Indonesia fails to curtail forestry industry
Indonesia fails to curtail forestry industry
Deutsche Presse Agentur Jakarta
Indonesia on Tuesday called on its major donors to stop importing illegally cut timber or associated products from the country, but failed to put into place constraints on its own booming forestry industry.
"Asking one country to combat illegal logging while at the same time receiving or importing illegal logs of course does not support efforts to combat these forest crimes," Indonesian Forestry Minister Muhammad Prakosa told an annual gathering of the country's leading international and country donors.
Indonesia last year signs agreements with China, the U.K. and Northern Ireland to cooperate in halting the import of illegal timber or timber products in an effort to stem the rampant deforestation taking place in the Indonesia, which is losing about 2 million hectares of forest land each year, much of it to illegal logging.
Prakosa said that Indonesia was working on similar cooperative agreements on illegal timber import bans with the U.S., Japan and the European Union.
Indonesia's repeated failure to curb illegal logging, much of it conducted with the collusion of government officials, has been raised as a serious issue at the Consultative Group for Indonesia (CGI), a group of some 30 donors who have been financing the country's budget deficits for the past four years, but the government failed to respond to policy suggestions.
The World Bank and IMF, hosting the CGI meeting, have this year put pressure on the Indonesian Bank Restructuring Agency (IBRA) to slow its sale of bad debts owed to banks by the forestry sector in an effort to let more forestry companies go under.
"There was essentially no response on the IBRA issue," said Thomas Walton, the World Bank's lead environmentalist expert in Indonesian. "The results on the ground have been very small."
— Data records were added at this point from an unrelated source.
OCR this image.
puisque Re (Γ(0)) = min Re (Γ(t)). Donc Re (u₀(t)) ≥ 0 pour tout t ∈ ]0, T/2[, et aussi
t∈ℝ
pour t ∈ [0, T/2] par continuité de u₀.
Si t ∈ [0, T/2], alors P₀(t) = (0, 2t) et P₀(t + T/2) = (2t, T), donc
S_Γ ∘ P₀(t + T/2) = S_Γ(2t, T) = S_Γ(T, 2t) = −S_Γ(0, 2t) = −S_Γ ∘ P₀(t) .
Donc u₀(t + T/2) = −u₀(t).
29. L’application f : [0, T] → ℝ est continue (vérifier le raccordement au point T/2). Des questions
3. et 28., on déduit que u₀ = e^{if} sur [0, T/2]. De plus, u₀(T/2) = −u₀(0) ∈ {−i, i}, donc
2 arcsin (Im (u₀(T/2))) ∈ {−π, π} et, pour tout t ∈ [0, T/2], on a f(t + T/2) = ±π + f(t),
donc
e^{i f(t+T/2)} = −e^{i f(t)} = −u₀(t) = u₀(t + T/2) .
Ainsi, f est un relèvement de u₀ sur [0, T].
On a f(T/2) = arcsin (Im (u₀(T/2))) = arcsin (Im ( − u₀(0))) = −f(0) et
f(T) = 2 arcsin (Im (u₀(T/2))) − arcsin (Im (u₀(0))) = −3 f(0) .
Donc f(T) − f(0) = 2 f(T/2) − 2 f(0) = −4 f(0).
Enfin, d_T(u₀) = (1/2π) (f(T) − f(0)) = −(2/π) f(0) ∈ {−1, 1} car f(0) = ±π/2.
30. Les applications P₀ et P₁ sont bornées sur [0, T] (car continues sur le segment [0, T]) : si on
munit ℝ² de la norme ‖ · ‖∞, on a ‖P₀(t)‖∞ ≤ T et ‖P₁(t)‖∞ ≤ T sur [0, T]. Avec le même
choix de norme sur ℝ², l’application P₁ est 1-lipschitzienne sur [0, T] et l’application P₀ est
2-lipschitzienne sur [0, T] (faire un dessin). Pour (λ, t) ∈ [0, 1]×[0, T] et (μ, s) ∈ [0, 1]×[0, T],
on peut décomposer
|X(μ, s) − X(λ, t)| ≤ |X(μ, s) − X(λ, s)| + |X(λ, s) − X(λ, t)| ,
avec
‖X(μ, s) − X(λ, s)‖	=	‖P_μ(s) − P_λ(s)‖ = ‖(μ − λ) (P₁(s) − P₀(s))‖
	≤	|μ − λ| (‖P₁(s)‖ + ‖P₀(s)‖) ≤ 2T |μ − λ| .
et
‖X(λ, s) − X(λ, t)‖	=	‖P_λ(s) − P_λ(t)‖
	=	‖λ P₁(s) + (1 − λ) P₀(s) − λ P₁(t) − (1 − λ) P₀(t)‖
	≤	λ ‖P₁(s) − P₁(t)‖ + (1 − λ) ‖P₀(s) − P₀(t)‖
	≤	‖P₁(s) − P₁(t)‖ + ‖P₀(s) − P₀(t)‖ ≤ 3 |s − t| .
The World Bank and many environmentalists argue that most of Indonesia's illegal logging is the result of the huge domestic demand from local forestry industries such as pulp and paper, plywood and furniture.
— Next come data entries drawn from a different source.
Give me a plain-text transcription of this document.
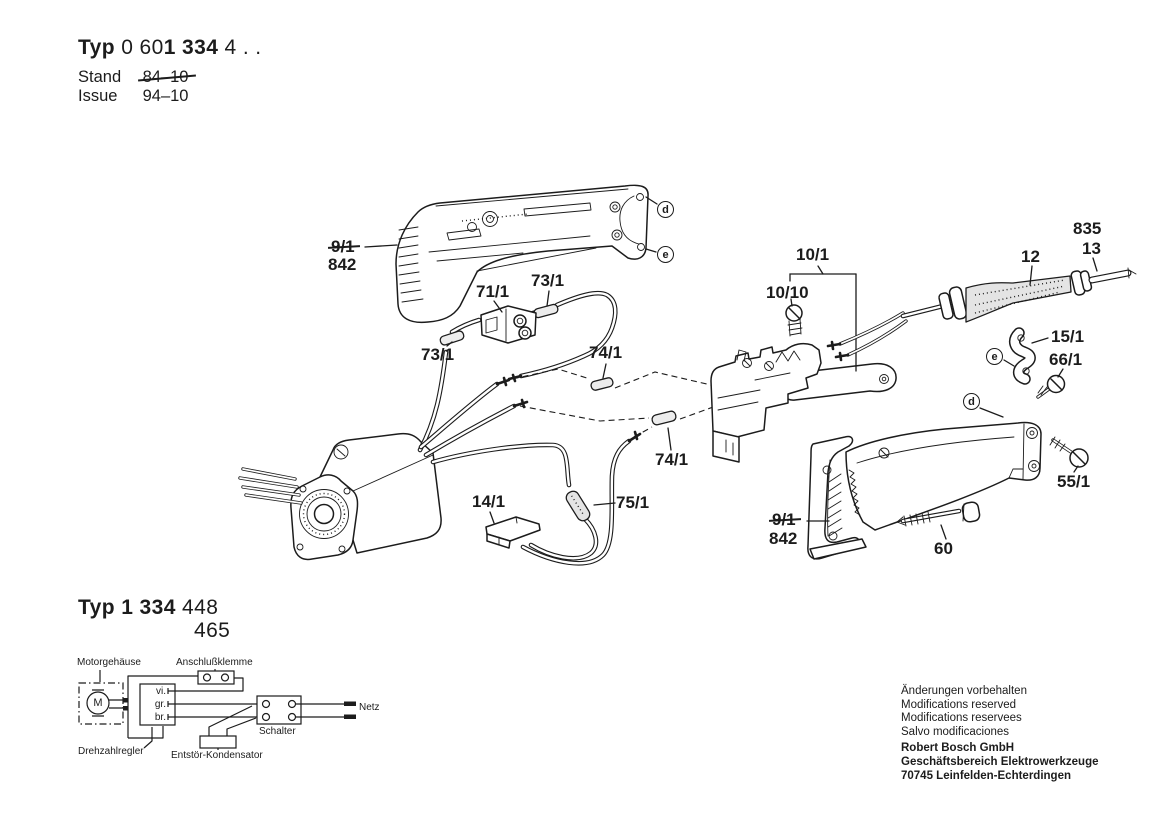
Typ 0 601 334 4 . .
Stand 84–10
Issue 94–10
9/1
842
71/1
73/1
73/1	74/1
74/1
75/1
14/1
10/1
10/10
12
835
13
15/1
66/1
55/1
9/1
842
60
d
e
e
d
Typ 1 334 448
465
Motorgehäuse	Anschlußklemme
M
vi.
gr.
br.
Netz
Schalter
Drehzahlregler	Entstör-Kondensator
Änderungen vorbehalten
Modifications reserved
Modifications reservees
Salvo modificaciones
Robert Bosch GmbH
Geschäftsbereich Elektrowerkzeuge
70745 Leinfelden-Echterdingen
Indonesia's giant pulp an paper industry, with a capacity to consume 25 million cubic metres of wood per year, is deemed the major single source of deforestation in the country, and yet the government has made no effort to curb production.
Although forestry minister Prakosa threw his support behind the World Bank and environmentalists' proposal to let some of the ailing forestry companies go under to decrease the industry's capacity, but neither IBRA nor the finance ministry endorsed the plan.
"If we lose the momentum and do not close down these forest companies, it will be politically difficult to close them down later on," warned the minister.